A protagonist in a TV show who possesses complexity, sometimes known as an anti-hero, is one of the small screen's biggest revelations and also one of the hardest feats to achieve for writers. Characters straddling the line between good and evil, right and wrong - can elevate TV shows to new levels to make viewers relate them.
That is not the case for NBC streaming service Peacock TV's "The Calling" - a remake of the Israeli television crime drama show "Missing File." Its protagonist, the brilliant NYPD detective Avraham Avraham, despite the alluring duality his name at best only makes a serviceable star of a "what the hell did I just watch" piece of content.
The 2019 Missing File was based on Dror Mishani's novel of the same name. It focuses on Avraham, a studious and humble police officer with an affinity for detective novels, who attempts to solve a missing case involving a 16-year-old boy.

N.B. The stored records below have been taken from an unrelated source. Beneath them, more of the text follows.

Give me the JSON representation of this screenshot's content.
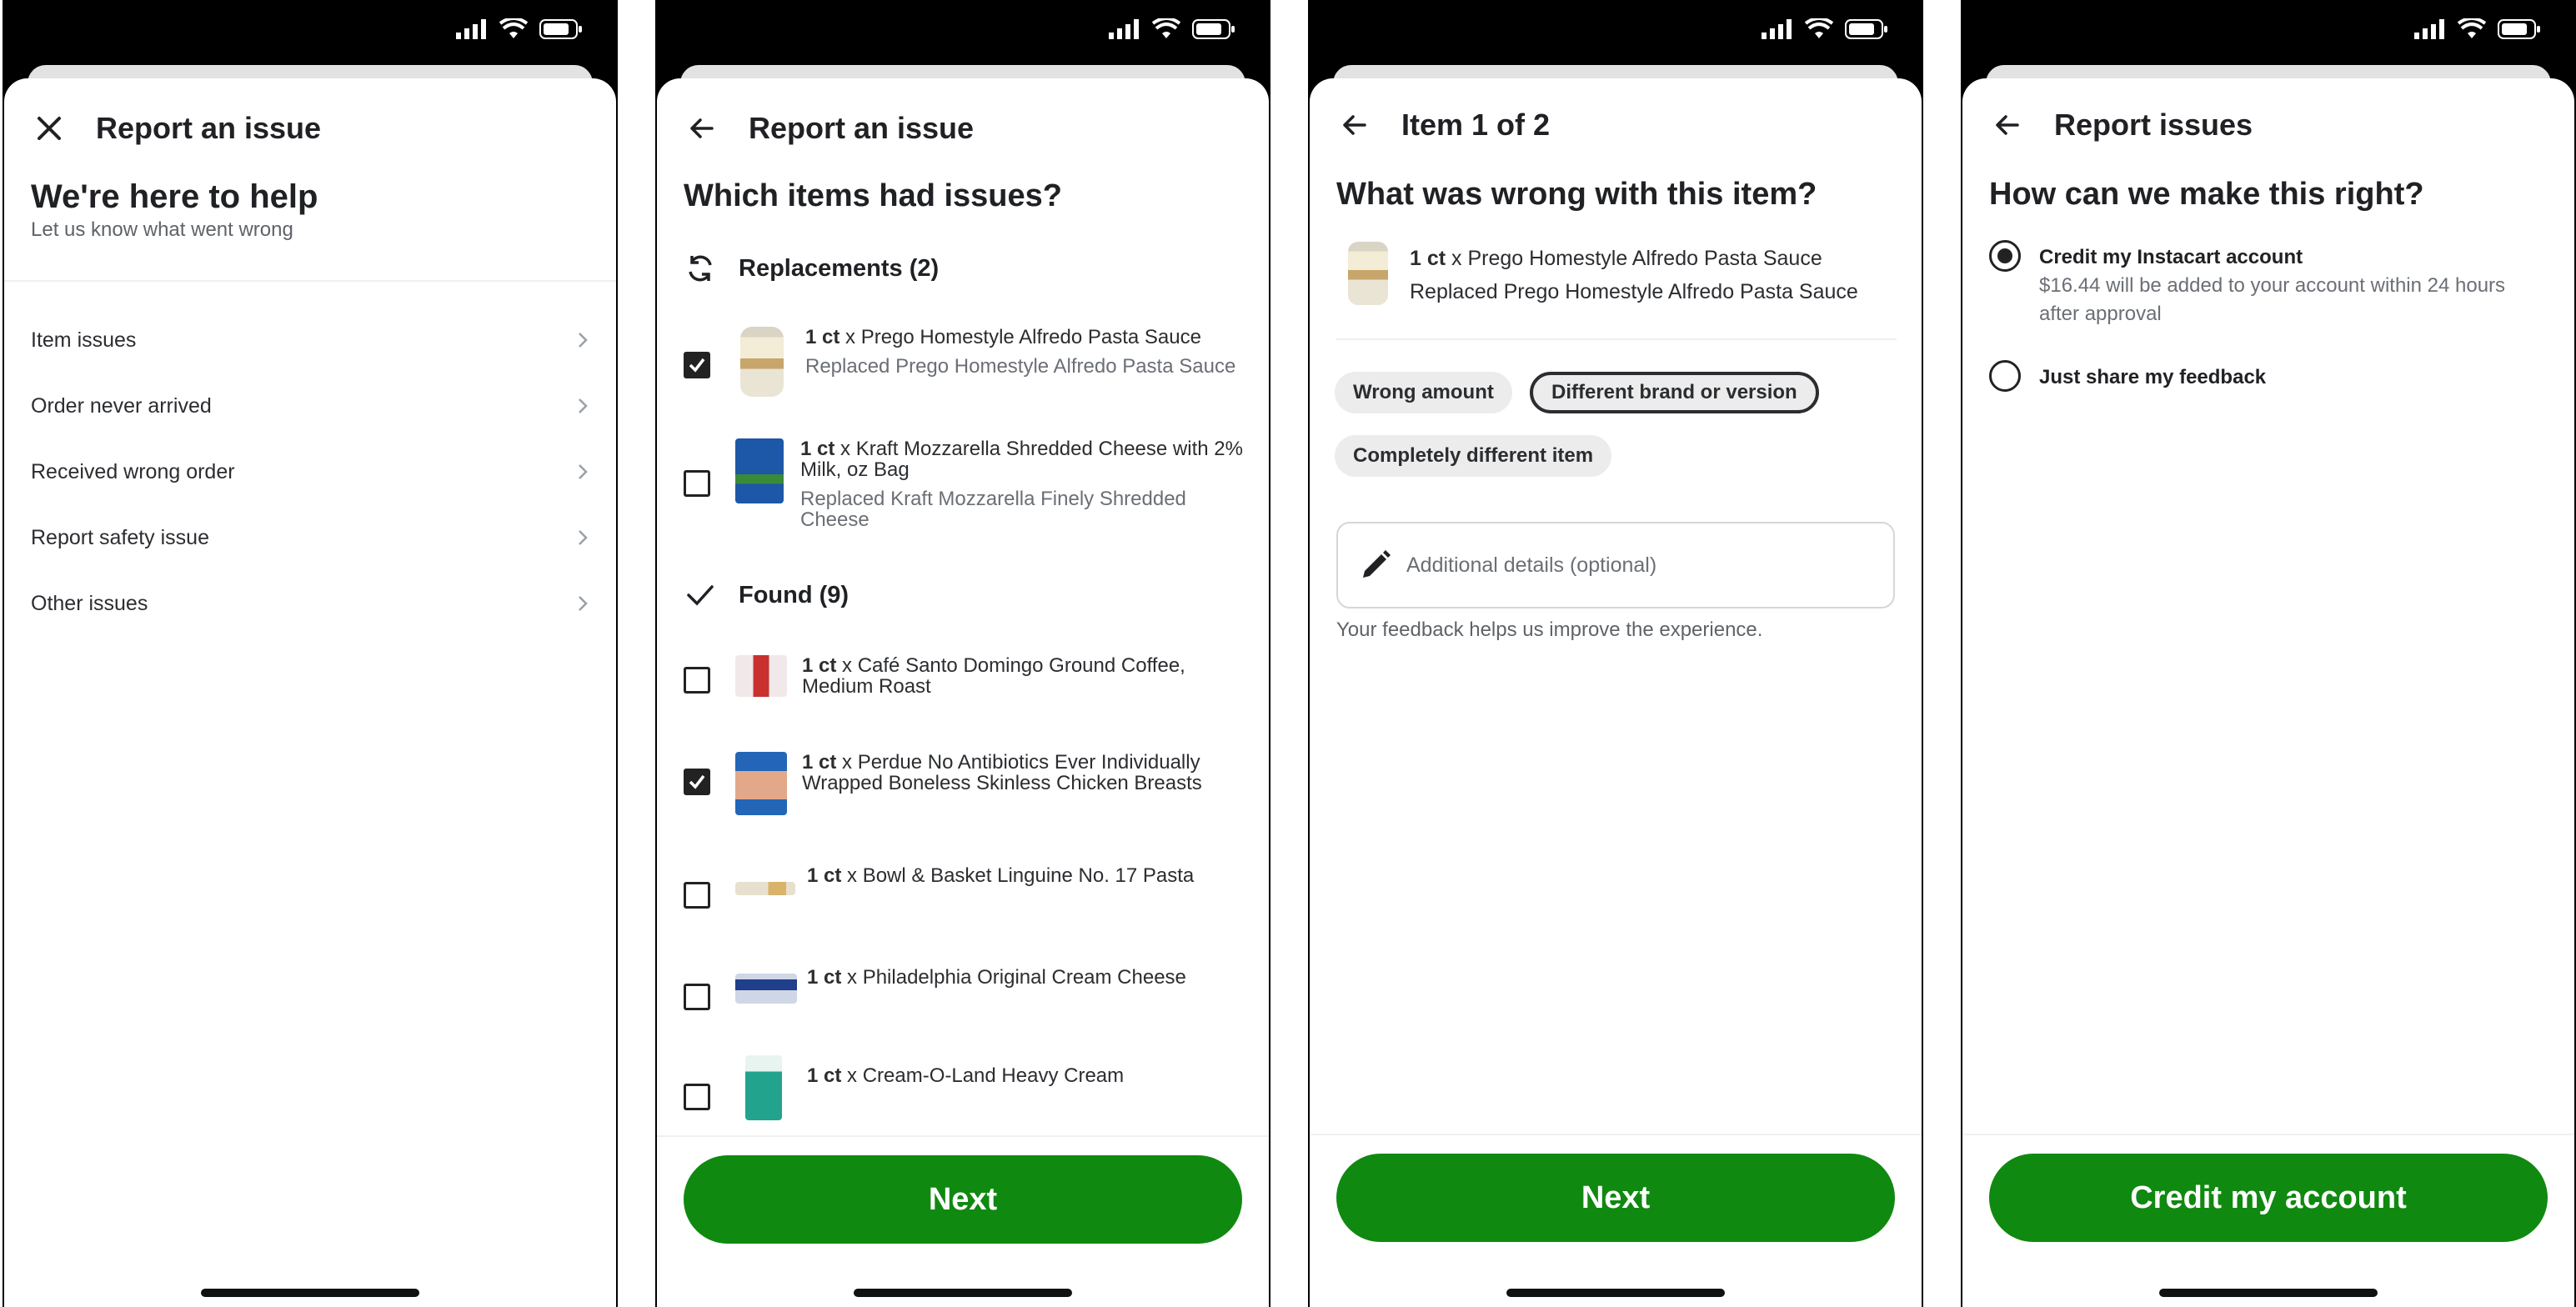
{
  "screens": {
    "s1": {
      "title": "Report an issue",
      "heading": "We're here to help",
      "subheading": "Let us know what went wrong",
      "menu": [
        {
          "label": "Item issues"
        },
        {
          "label": "Order never arrived"
        },
        {
          "label": "Received wrong order"
        },
        {
          "label": "Report safety issue"
        },
        {
          "label": "Other issues"
        }
      ]
    },
    "s2": {
      "title": "Report an issue",
      "heading": "Which items had issues?",
      "replacements_label": "Replacements (2)",
      "found_label": "Found (9)",
      "items": [
        {
          "qty": "1 ct",
          "name": "x Prego Homestyle Alfredo Pasta Sauce",
          "replaced": "Replaced Prego Homestyle Alfredo Pasta Sauce",
          "checked": true
        },
        {
          "qty": "1 ct",
          "name": "x Kraft Mozzarella Shredded Cheese with 2% Milk, oz Bag",
          "replaced": "Replaced Kraft Mozzarella Finely Shredded Cheese",
          "checked": false
        },
        {
          "qty": "1 ct",
          "name": "x Café Santo Domingo Ground Coffee, Medium Roast",
          "checked": false
        },
        {
          "qty": "1 ct",
          "name": "x Perdue No Antibiotics Ever Individually Wrapped Boneless Skinless Chicken Breasts",
          "checked": true
        },
        {
          "qty": "1 ct",
          "name": "x Bowl & Basket Linguine No. 17 Pasta",
          "checked": false
        },
        {
          "qty": "1 ct",
          "name": "x Philadelphia Original Cream Cheese",
          "checked": false
        },
        {
          "qty": "1 ct",
          "name": "x Cream-O-Land Heavy Cream",
          "checked": false
        }
      ],
      "next_label": "Next"
    },
    "s3": {
      "title": "Item 1 of 2",
      "heading": "What was wrong with this item?",
      "product_qty": "1 ct",
      "product_name": "x Prego Homestyle Alfredo Pasta Sauce",
      "product_replaced": "Replaced Prego Homestyle Alfredo Pasta Sauce",
      "chips": [
        "Wrong amount",
        "Different brand or version",
        "Completely different item"
      ],
      "selected_chip": "Different brand or version",
      "details_placeholder": "Additional details (optional)",
      "helper": "Your feedback helps us improve the experience.",
      "next_label": "Next"
    },
    "s4": {
      "title": "Report issues",
      "heading": "How can we make this right?",
      "options": [
        {
          "title": "Credit my Instacart account",
          "desc": "$16.44 will be added to your account within 24 hours after approval",
          "selected": true
        },
        {
          "title": "Just share my feedback",
          "desc": "",
          "selected": false
        }
      ],
      "cta_label": "Credit my account"
    }
  },
  "icons": [
    "signal-icon",
    "wifi-icon",
    "battery-icon",
    "close-icon",
    "back-arrow-icon",
    "chevron-right-icon",
    "refresh-icon",
    "checkmark-icon",
    "pencil-icon"
  ],
  "colors": {
    "accent": "#108910",
    "text": "#202124",
    "muted": "#6b6f75",
    "chip": "#ececec"
  }
}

American television writer David E. Kelley, responsible for McBeal, Boston Legal and Chicago Hope, was tasked with writing the U.S. adaptation of the show, and might not have been the best move. The American Avraham has nothing in common with his Israeli counterpart. That would be fine, if he had something else that would make him unique and intriguing to watch. But, he does not.
He's the polar opposite of an anti-hero. He has no noticeable flaws or internal conflicts, and he is too polished to give us any access into his inner struggles that would otherwise shed some light on how he solves cases.
His sleek, doubt-free persona disengages us from what normally makes a great drama in a crime thriller. The mystery standing at the epicenter of The Calling is present and accounted for, but is devoid of any charm and precision that the novel's character possesses. To be frank, it's also devoid of pretty much anything else.
Israeli actor Jeff Wilbusch, who previously played Shira Haas' wayward brother in "Unorthodox," portrays Avraham in The Calling. He engages the Jewish faith from a different perspective - he relies on the Talmud to establish his investigative methods.
That, however, is never really shown in the series, other than the occasional pseudo-inspirational saying like "every man is a universe onto himself," followed by him manipulating his interrogation subject into submission with underhanded means in search of the holy grail of a confession. Avraham is the enigmatic troublemaker that now is also a religious Jew.
That character cliché encroaches on the entire show, which fails to intrigue or draw the viewer in. The characters feel flat, the dialogue is derivative and the whole thing just feels soulless. It's the kind of show you'd expect to be aired on a major network for a drowsy, disinterested audience, not an on-demand streaming service, which is considered to be a hub for out-of-the-box thinking and creativity.
The allure of Avraham, written so brilliantly in Mishani's novel and portrayed so well by Moris Cohen in the Israeli version, is nowhere to be found in the American adaptation. American Avraham is Sherlock Holmes-esque cliché who reaches insights by obsessively drawing fish (a habit that is as enigmatic as it is meaningless).
Him and his colleagues simply leapfrog any nuance in the investigation that could otherwise have led them immersing themselves in the complexity of the human condition, leaving the viewers with a feeling their times has been nothing but wasted.